The campaign’s architect was Luis Muñoz Marín, a journalist and socialist in his youth, who was elected governor in Puerto Rico’s first democratic contest in 1948 after 50 years of American rule. Muñoz Marín introduced a national program of urbanization and industrialization that included the construction of roads, subdivisions, and factories, as well as the widespread distribution of consumer goods. He also created the Division of Community Education (DIVEDCO), which employed artists and writers to make films, in collaboration with rural communities, about a variety of social and economic problems that the changing country faced.

In Everything Seemed Possible, DIVEDCO’s films are used to examine this period of radical transformation, and are interpreted as a sacred social and artistic experiment in and of themselves. In one DIVEDCO film called El Puente (1951), a rural community is afflicted by a river that regularly floods the town.
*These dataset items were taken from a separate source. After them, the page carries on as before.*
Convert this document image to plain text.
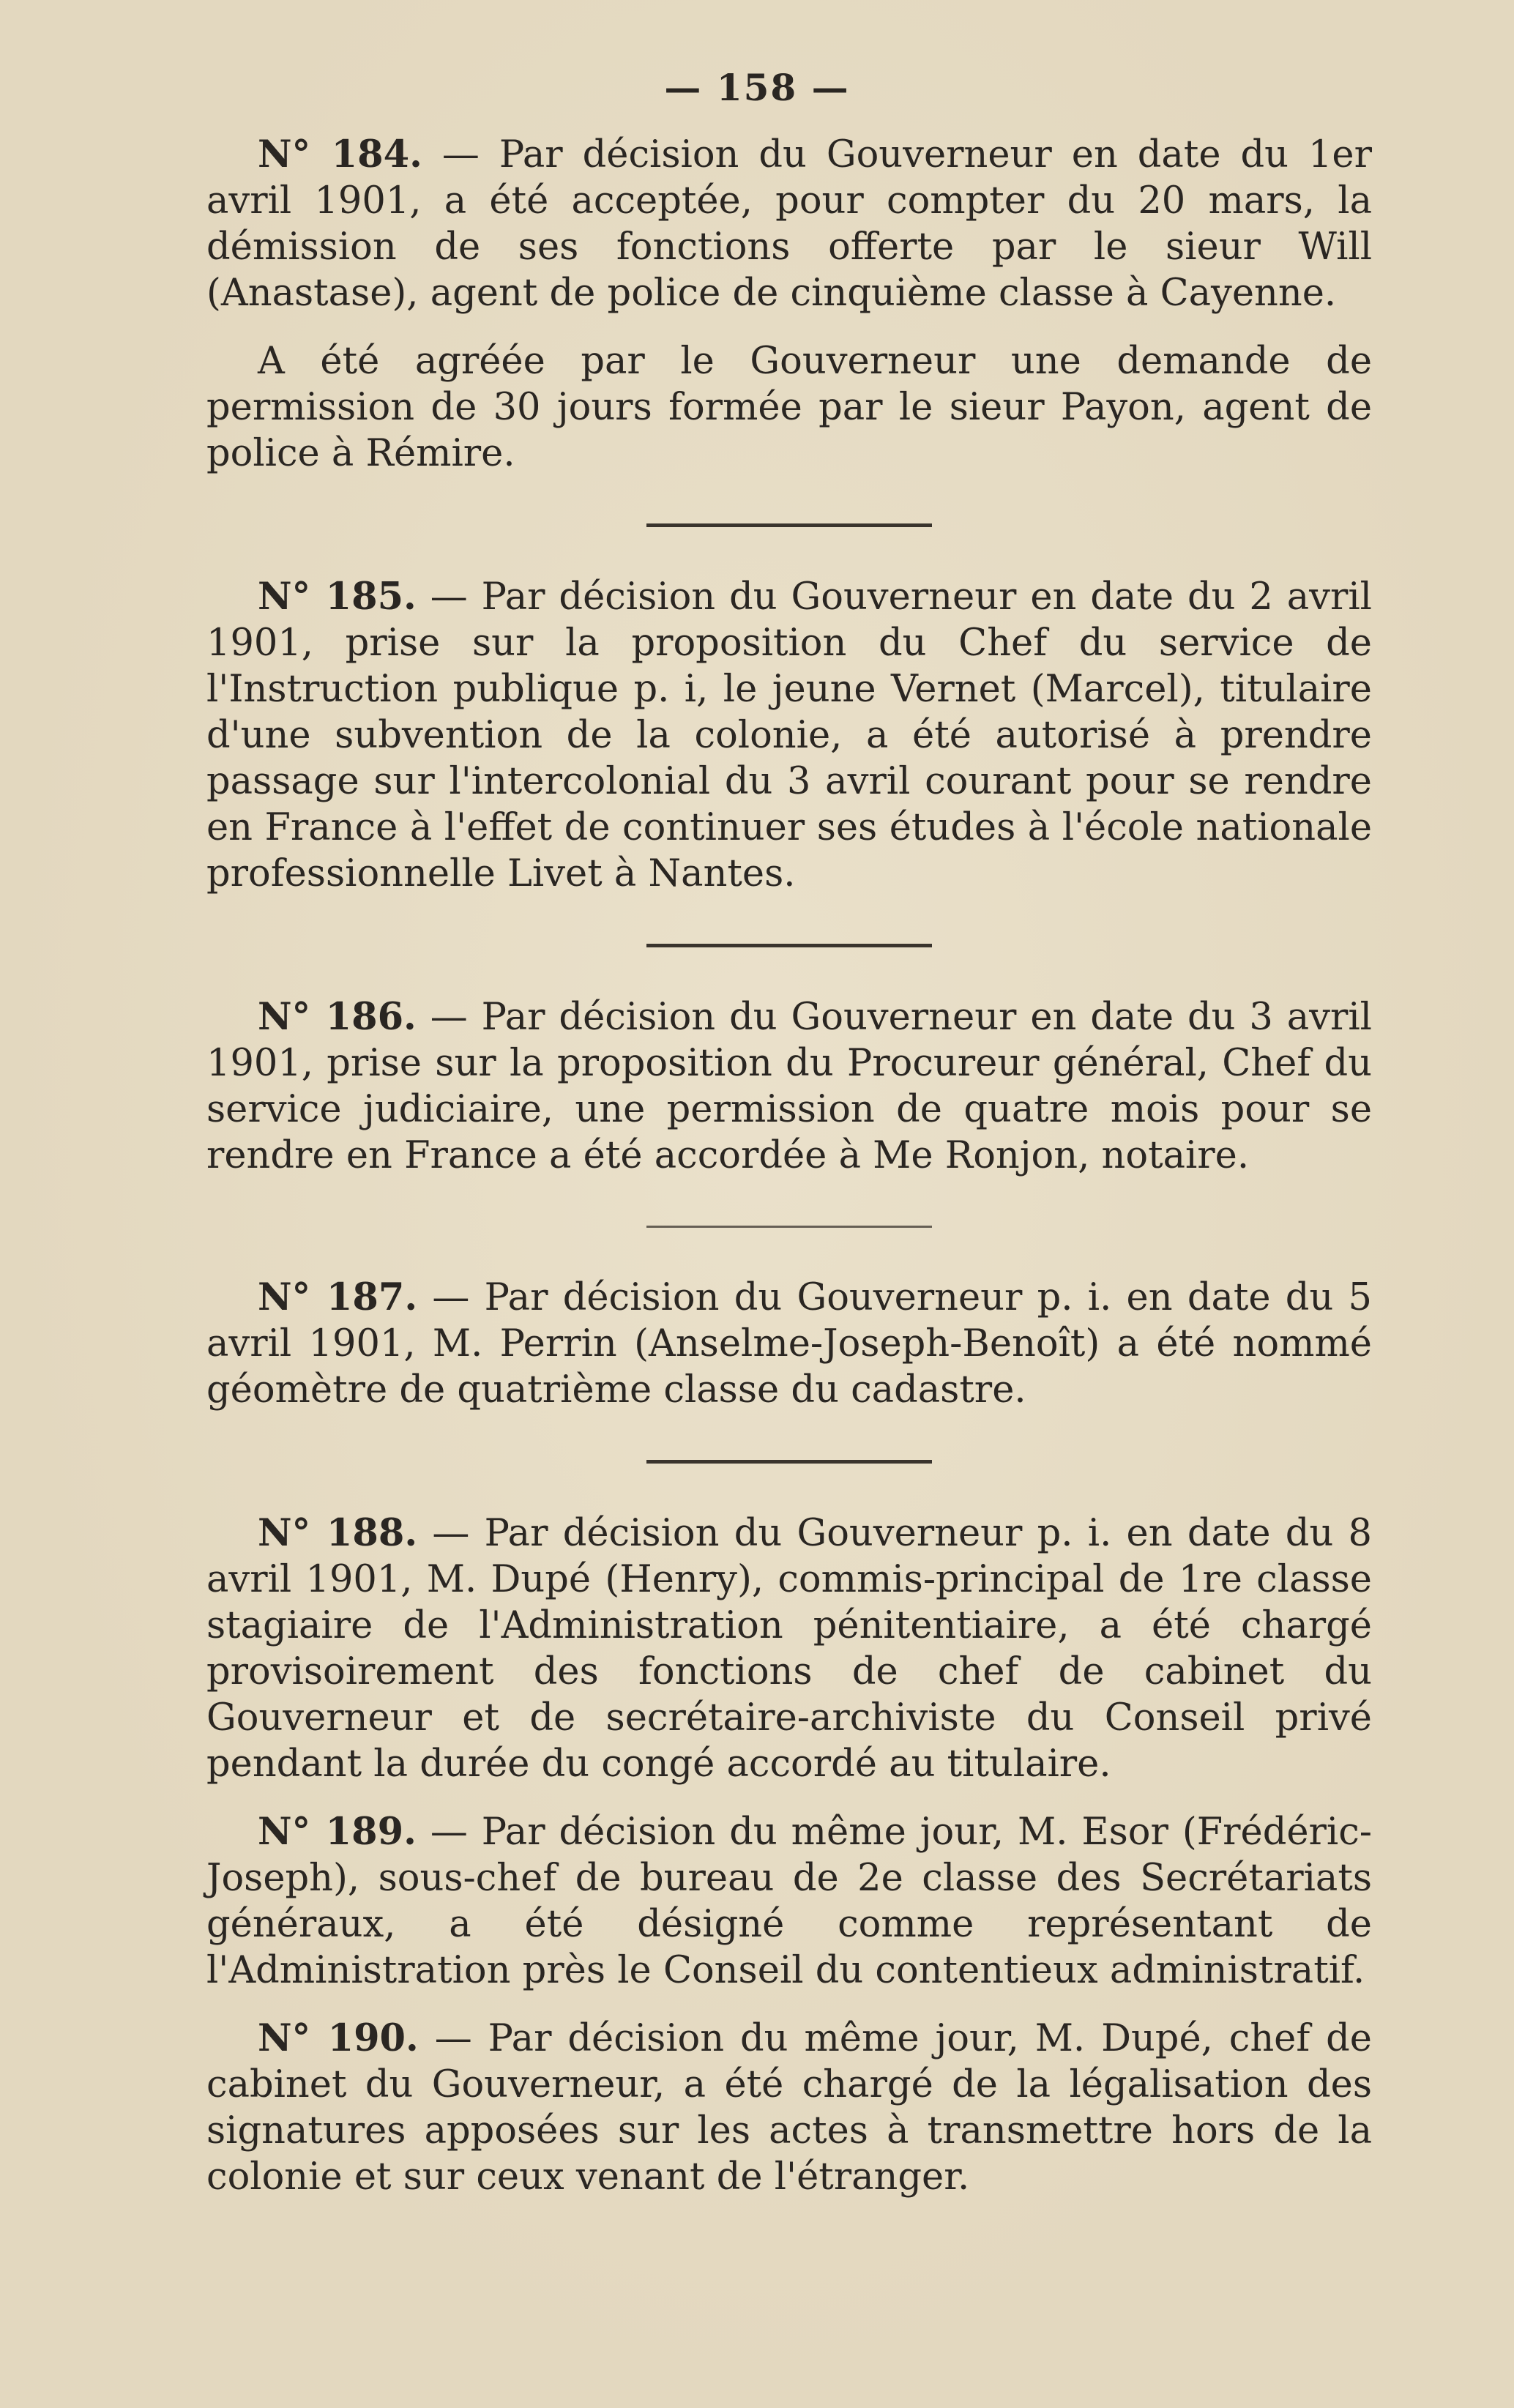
— 158 —

N° 184. — Par décision du Gouverneur en date du 1er avril 1901, a été acceptée, pour compter du 20 mars, la démission de ses fonctions offerte par le sieur Will (Anastase), agent de police de cinquième classe à Cayenne.

A été agréée par le Gouverneur une demande de permission de 30 jours formée par le sieur Payon, agent de police à Rémire.

N° 185. — Par décision du Gouverneur en date du 2 avril 1901, prise sur la proposition du Chef du service de l'Instruction publique p. i, le jeune Vernet (Marcel), titulaire d'une subvention de la colonie, a été autorisé à prendre passage sur l'intercolonial du 3 avril courant pour se rendre en France à l'effet de continuer ses études à l'école nationale professionnelle Livet à Nantes.

N° 186. — Par décision du Gouverneur en date du 3 avril 1901, prise sur la proposition du Procureur général, Chef du service judiciaire, une permission de quatre mois pour se rendre en France a été accordée à Me Ronjon, notaire.

N° 187. — Par décision du Gouverneur p. i. en date du 5 avril 1901, M. Perrin (Anselme-Joseph-Benoît) a été nommé géomètre de quatrième classe du cadastre.

N° 188. — Par décision du Gouverneur p. i. en date du 8 avril 1901, M. Dupé (Henry), commis-principal de 1re classe stagiaire de l'Administration pénitentiaire, a été chargé provisoirement des fonctions de chef de cabinet du Gouverneur et de secrétaire-archiviste du Conseil privé pendant la durée du congé accordé au titulaire.

N° 189. — Par décision du même jour, M. Esor (Frédéric-Joseph), sous-chef de bureau de 2e classe des Secrétariats généraux, a été désigné comme représentant de l'Administration près le Conseil du contentieux administratif.

N° 190. — Par décision du même jour, M. Dupé, chef de cabinet du Gouverneur, a été chargé de la légalisation des signatures apposées sur les actes à transmettre hors de la colonie et sur ceux venant de l'étranger.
During a dramatic thunderstorm, a young boy nearly drowns trying to swim across it. This sequence uses an Eisensteinian montage of rapid cuts that generates the feeling of panic induced by the flood. In the storm’s wake, the townspeople organize a meeting and gather together to build a bridge across the river by hand.

Other films produced by DIVEDCO reckon with the murkier outcomes of “progress.” In El Santero (1956)—shot by Rivera Moret’s great uncle, the cinematographer Gabriel Tirado—a rural artisan known for carving wooden saints can no longer find a buyer for his creations. In a heartrending sequence, the artisan sees a factory where icons are mass produced and decides to give his saints away to the Museum of Anthropology, History, and Art. Rivera Moret quotes a letter his grandmother wrote to a newspaper editor about a proposed coal plant in her hometown of Carrizal: “it is progress that will turn [Carrizal] into a cemetery.”

Toward the end of Everything Seemed Possible, Rivera Moret introduces Paco Collet, a former community organizer with DIVEDCO. As Collet paws the fruit of his sugar apple tree, 50 years after DIVEDCO’s dissolution, we hear him speaking in voiceover. One of the principles of a democratic life for him and his fellow organizers, he says, was that “the solution to a problem is not more important than the way in which the problem is solved.” For those seeking true progress, in Puerto Rico and elsewhere, this is a principle best remembered.

Everything Seemed Possible screens this evening, June 10, at BAM as part of the series “Everything Seemed Possible + Shorts Films of the Puerto Rican Film Unit.” Director Ramón Rivera Moret will be in attendance for a Q&A.